Медленно, боясь малейшим шумом привлечь внимание хозяина леса, Мычка выдвинулся из кустов. Ступая, словно по тонкому льду, мягко зашагал к детям. Бер хоть и сильнее всех в лесу, но нападет редко, предпочитает лакомиться ягодами или половить рыбу в ручье, не брезгует и мертвечиной. Что делает бер в столь позднее время, когда прочие его сородичи давно спят в берлогах? Решил отведать последней ягоды, или волею случая пробудился, и бродит по лесу, не в силах обрести покой?
Мычка приблизился к детям, нагнулся. Только бы ребенок не закричал. Испуганный незнакомым лицом, карапуз заверещит, призывая на помощь мать, и все кончится. Неудачливый охотник даже не успеет повернуться, чтобы встретить смерть достойно, лицом к лицу. Хруст веток отдается в черепе оглушительным эхом, словно до кустов вовсе не десяток шагов, а совсем-совсем близко. Протяни руку - нащупаешь мохнатый бок. И не нужно поднимать взор, чтобы мышцы не размякли, а ноги не подогнулись от ужаса. Пусть лучше он до последнего будет видеть этих замечательных малышей, чем оскаленную маску смерти.
Один из малышей дремлет, ощутив прикосновение, лишь обхватил руку, крепко вцепился ручонками, так и не проснувшись. Второй играет с ягодой, пересыпает из стороны в сторону, сопровождая катящиеся красные шарики веселым гулением. Заметив тень, малыш поднимает голову, ненадолго замирает, его лицо принимает удивленное выражение. Рука замедлено тянется к малышу, пальцы цепляют за одежку, поднимают над землей. Остается лишь пристроить драгоценную ношу и уйти. И в этот момент лицо карапуза искажается испугом, рот открывается, исторгает пронзительный вопль.

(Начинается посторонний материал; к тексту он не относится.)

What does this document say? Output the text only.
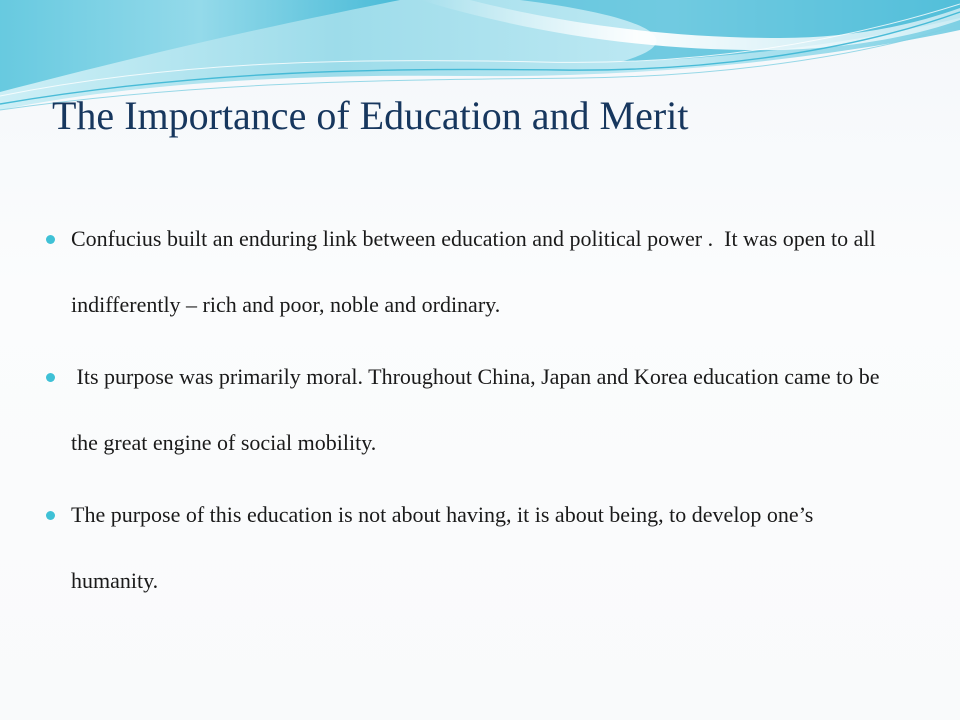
The Importance of Education and Merit
Confucius built an enduring link between education and political power .  It was open to all indifferently – rich and poor, noble and ordinary.
Its purpose was primarily moral. Throughout China, Japan and Korea education came to be the great engine of social mobility.
The purpose of this education is not about having, it is about being, to develop one’s humanity.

Треск веток усиливается. Из кустов раздается недовольное ворчание, запах становится сильнее, пронзительнее. Сердце обрывается, а ноги слабеют. Ну вот и все. Хотя, есть еще шанс. Ничтожный, но есть. Главное, не смотреть. Тем более, если в руках нет крепкой рогатины, а рядом, плечо к плечу, не прикрывают надежные товарищи. Животные не терпят прямого взгляда, поэтому...
Земля сотрясается от тяжелой поступи, болью отдается в костях. Шорох превращается в грохот, рев становится все злее, яростнее. Подчиняясь неведомой силе, голова поднимается. Не смотреть, ни в коем случае не смотреть! Но нет сил противиться, и глаза поднимаются, вбирая в себя хозяина леса, постепенно, кусочек за кусочком, от кончиков лап, до вздыбленной на загривке шерсти.

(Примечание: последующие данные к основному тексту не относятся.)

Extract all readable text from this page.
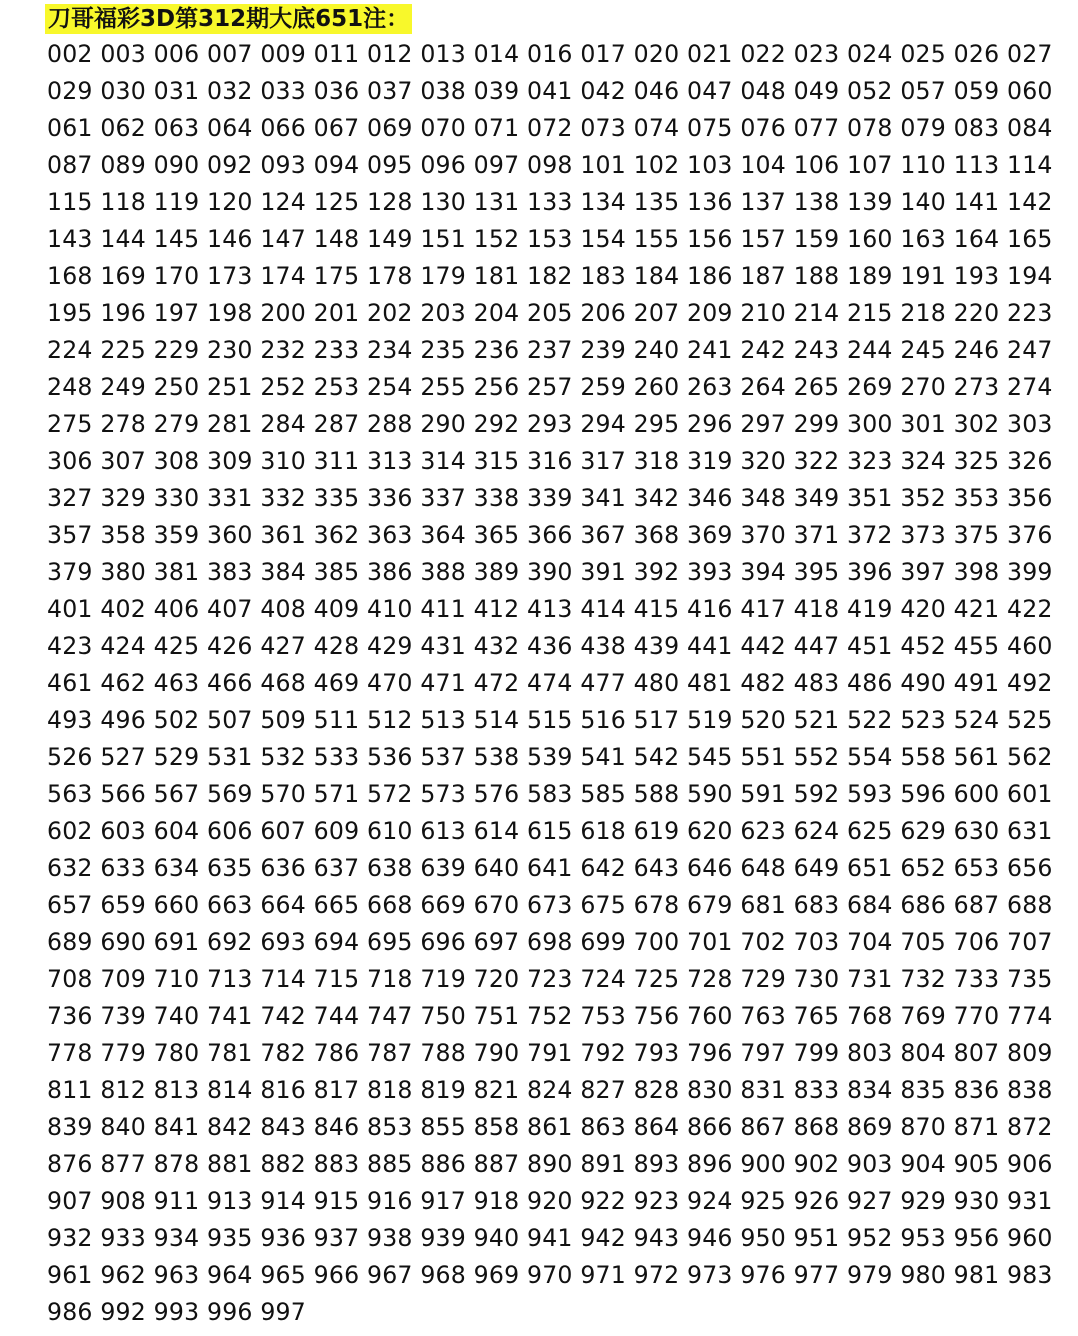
刀哥福彩3D第312期大底651注：
002 003 006 007 009 011 012 013 014 016 017 020 021 022 023 024 025 026 027
029 030 031 032 033 036 037 038 039 041 042 046 047 048 049 052 057 059 060
061 062 063 064 066 067 069 070 071 072 073 074 075 076 077 078 079 083 084
087 089 090 092 093 094 095 096 097 098 101 102 103 104 106 107 110 113 114
115 118 119 120 124 125 128 130 131 133 134 135 136 137 138 139 140 141 142
143 144 145 146 147 148 149 151 152 153 154 155 156 157 159 160 163 164 165
168 169 170 173 174 175 178 179 181 182 183 184 186 187 188 189 191 193 194
195 196 197 198 200 201 202 203 204 205 206 207 209 210 214 215 218 220 223
224 225 229 230 232 233 234 235 236 237 239 240 241 242 243 244 245 246 247
248 249 250 251 252 253 254 255 256 257 259 260 263 264 265 269 270 273 274
275 278 279 281 284 287 288 290 292 293 294 295 296 297 299 300 301 302 303
306 307 308 309 310 311 313 314 315 316 317 318 319 320 322 323 324 325 326
327 329 330 331 332 335 336 337 338 339 341 342 346 348 349 351 352 353 356
357 358 359 360 361 362 363 364 365 366 367 368 369 370 371 372 373 375 376
379 380 381 383 384 385 386 388 389 390 391 392 393 394 395 396 397 398 399
401 402 406 407 408 409 410 411 412 413 414 415 416 417 418 419 420 421 422
423 424 425 426 427 428 429 431 432 436 438 439 441 442 447 451 452 455 460
461 462 463 466 468 469 470 471 472 474 477 480 481 482 483 486 490 491 492
493 496 502 507 509 511 512 513 514 515 516 517 519 520 521 522 523 524 525
526 527 529 531 532 533 536 537 538 539 541 542 545 551 552 554 558 561 562
563 566 567 569 570 571 572 573 576 583 585 588 590 591 592 593 596 600 601
602 603 604 606 607 609 610 613 614 615 618 619 620 623 624 625 629 630 631
632 633 634 635 636 637 638 639 640 641 642 643 646 648 649 651 652 653 656
657 659 660 663 664 665 668 669 670 673 675 678 679 681 683 684 686 687 688
689 690 691 692 693 694 695 696 697 698 699 700 701 702 703 704 705 706 707
708 709 710 713 714 715 718 719 720 723 724 725 728 729 730 731 732 733 735
736 739 740 741 742 744 747 750 751 752 753 756 760 763 765 768 769 770 774
778 779 780 781 782 786 787 788 790 791 792 793 796 797 799 803 804 807 809
811 812 813 814 816 817 818 819 821 824 827 828 830 831 833 834 835 836 838
839 840 841 842 843 846 853 855 858 861 863 864 866 867 868 869 870 871 872
876 877 878 881 882 883 885 886 887 890 891 893 896 900 902 903 904 905 906
907 908 911 913 914 915 916 917 918 920 922 923 924 925 926 927 929 930 931
932 933 934 935 936 937 938 939 940 941 942 943 946 950 951 952 953 956 960
961 962 963 964 965 966 967 968 969 970 971 972 973 976 977 979 980 981 983
986 992 993 996 997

Бер ужасен и, одновременно, величественен. Не зря его прозвали хозяином леса. Могучая, глыбоподобная плоть, покрытая толстым слоем сала и пластами мышц не поддается и рогатине, если ударить недостаточно сильно, мощные лапы с кинжалами-когтями, одним ударом хозяин леса ломает хребет гиганту-лосю, приплюснутый череп с глазами - бусинами, багровое жерло пасти, вместе с угрожающим рычанием исторгающее тяжелое зловоние.
Глаза в глаза. Мир исчезает, отодвигается вдаль, остается лишь взгляд. Исполненный тяжелого гнева взгляд хозяина леса давит так, что больно смотреть. Хочется опуститься на колени, трепеща лишь от одной мысли, что осмелился преступить дорогу, отдаться на волю сильнейшего. Но что-то глубоко внутри заставляет смотреть, сдерживая льющуюся из глазниц бера темную мощь. Ведь не зря племя охотников испокон века живет в лесу. Морозный дух холмов не только не гасит - раздувает пылающий в груди каждого яростный огонь жизни, что заставляет противиться судьбе до последнего, даже если это последний вздох, удар, капля крови.

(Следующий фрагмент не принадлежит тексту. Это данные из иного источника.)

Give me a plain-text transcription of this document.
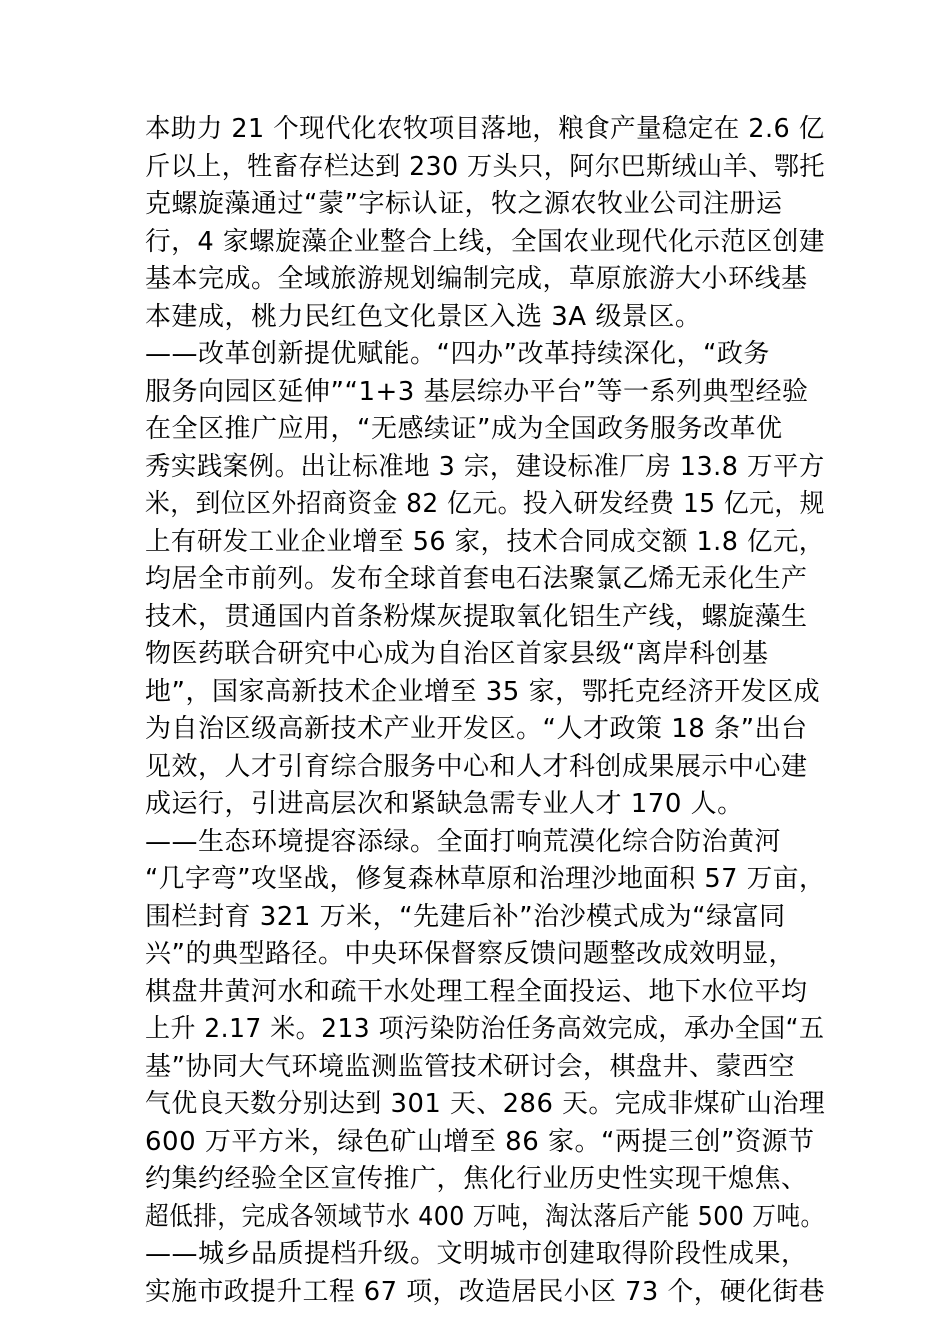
本助力 21 个现代化农牧项目落地，粮食产量稳定在 2.6 亿
斤以上，牲畜存栏达到 230 万头只，阿尔巴斯绒山羊、鄂托
克螺旋藻通过“蒙”字标认证，牧之源农牧业公司注册运
行，4 家螺旋藻企业整合上线，全国农业现代化示范区创建
基本完成。全域旅游规划编制完成，草原旅游大小环线基
本建成，桃力民红色文化景区入选 3A 级景区。
——改革创新提优赋能。“四办”改革持续深化，“政务
服务向园区延伸”“1+3 基层综办平台”等一系列典型经验
在全区推广应用，“无感续证”成为全国政务服务改革优
秀实践案例。出让标准地 3 宗，建设标准厂房 13.8 万平方
米，到位区外招商资金 82 亿元。投入研发经费 15 亿元，规
上有研发工业企业增至 56 家，技术合同成交额 1.8 亿元，
均居全市前列。发布全球首套电石法聚氯乙烯无汞化生产
技术，贯通国内首条粉煤灰提取氧化铝生产线，螺旋藻生
物医药联合研究中心成为自治区首家县级“离岸科创基
地”，国家高新技术企业增至 35 家，鄂托克经济开发区成
为自治区级高新技术产业开发区。“人才政策 18 条”出台
见效，人才引育综合服务中心和人才科创成果展示中心建
成运行，引进高层次和紧缺急需专业人才 170 人。
——生态环境提容添绿。全面打响荒漠化综合防治黄河
“几字弯”攻坚战，修复森林草原和治理沙地面积 57 万亩，
围栏封育 321 万米，“先建后补”治沙模式成为“绿富同
兴”的典型路径。中央环保督察反馈问题整改成效明显，
棋盘井黄河水和疏干水处理工程全面投运、地下水位平均
上升 2.17 米。213 项污染防治任务高效完成，承办全国“五
基”协同大气环境监测监管技术研讨会，棋盘井、蒙西空
气优良天数分别达到 301 天、286 天。完成非煤矿山治理
600 万平方米，绿色矿山增至 86 家。“两提三创”资源节
约集约经验全区宣传推广，焦化行业历史性实现干熄焦、
超低排，完成各领域节水 400 万吨，淘汰落后产能 500 万吨。
——城乡品质提档升级。文明城市创建取得阶段性成果，
实施市政提升工程 67 项，改造居民小区 73 个，硬化街巷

Бер зарычал, вздыбился, отчего разом увеличился почти вдвое, шагнул, раскинув лапы... и пропал. Лишь треск кустов, да недовольное фырканье, что вскоре затихли вдали. Мычка замедленно повернулся, на деревянных ногах двинулся в обратный путь. Разум отказывается верить, но в груди уже разрастается обжигающе сладкое чувство победы. Он выжил. И не просто выжил, а победил хозяина леса! Пусть не в бою, пусть без единой капли крови, но бер отступил, ушел своей дорогой, оставив поле сражения за человеком.